U.S. Indices Rally Despite A Rough Session For Netflix
Shain Vernier • 1 min read
This morning’s Wall Street action has been wild as fresh government stimulus has reinforced trader sentiment. Through the first half of the session, the DJIA DOW (+440), S&P 500 SPX (+58), and NASDAQ (+205) are all in the green. Perhaps the biggest story of the day has been the rout of Netflix (NFLX) stock, which is off more than 2% on the session.
In an earnings report from late Tuesday, Netflix reported its strongest quarter ever with 16 million new subscribers. The robust Q1 performance comes as no surprise as COVID-19 lockdowns and quarantines have led to a steep bump in demand. Subsequently, it looks like traders believe NFLX may have peaked amid ideal business conditions.
On the traditional economic news front, the U.S. Housing Price Index (MoM, Feb.) has come in at 0.7%. This figure is above projections (0.3%) and the previous release (0.5%). Of course, the February’s number is next to useless as the COVID-19 pandemic will undoubtedly derail readings for March and April.

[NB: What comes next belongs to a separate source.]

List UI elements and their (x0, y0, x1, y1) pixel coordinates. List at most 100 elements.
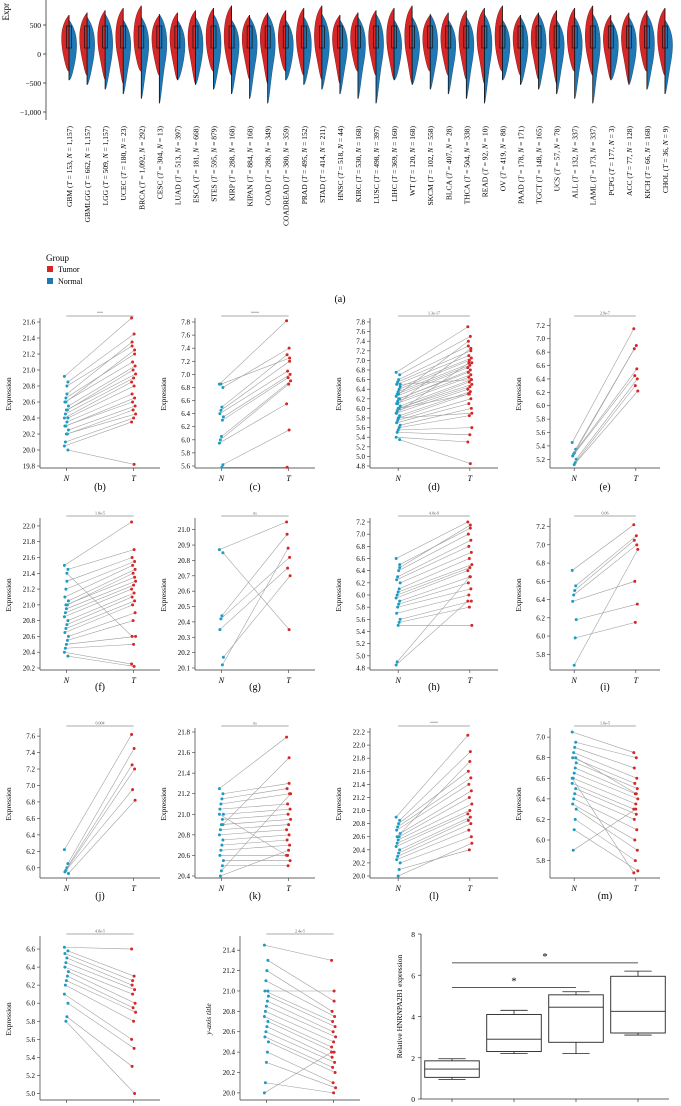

Today’s lagging performance of Netflix has held the NASDAQ in relative check. Let’s dig into the daily technicals and see how the big tech firms are faring.
Netflix Down, June E-mini NASDAQ Futures Up
June E-mini NASDAQ futures are in the green following a three-day losing streak. For the time being, it looks like investors are optimistic about a post-COVID-19 rally.
Overview: As we roll toward today’s close, the key level to watch for the June E-mini NASDAQ is the 62% macro retracement (8576.50). If we see today’s settlement above this threshold, a late-week run at 9000.00 will become likely. Perhaps a buy-back of Netflix stock later this afternoon will be the catalyst for extension of the intraday bullish trend.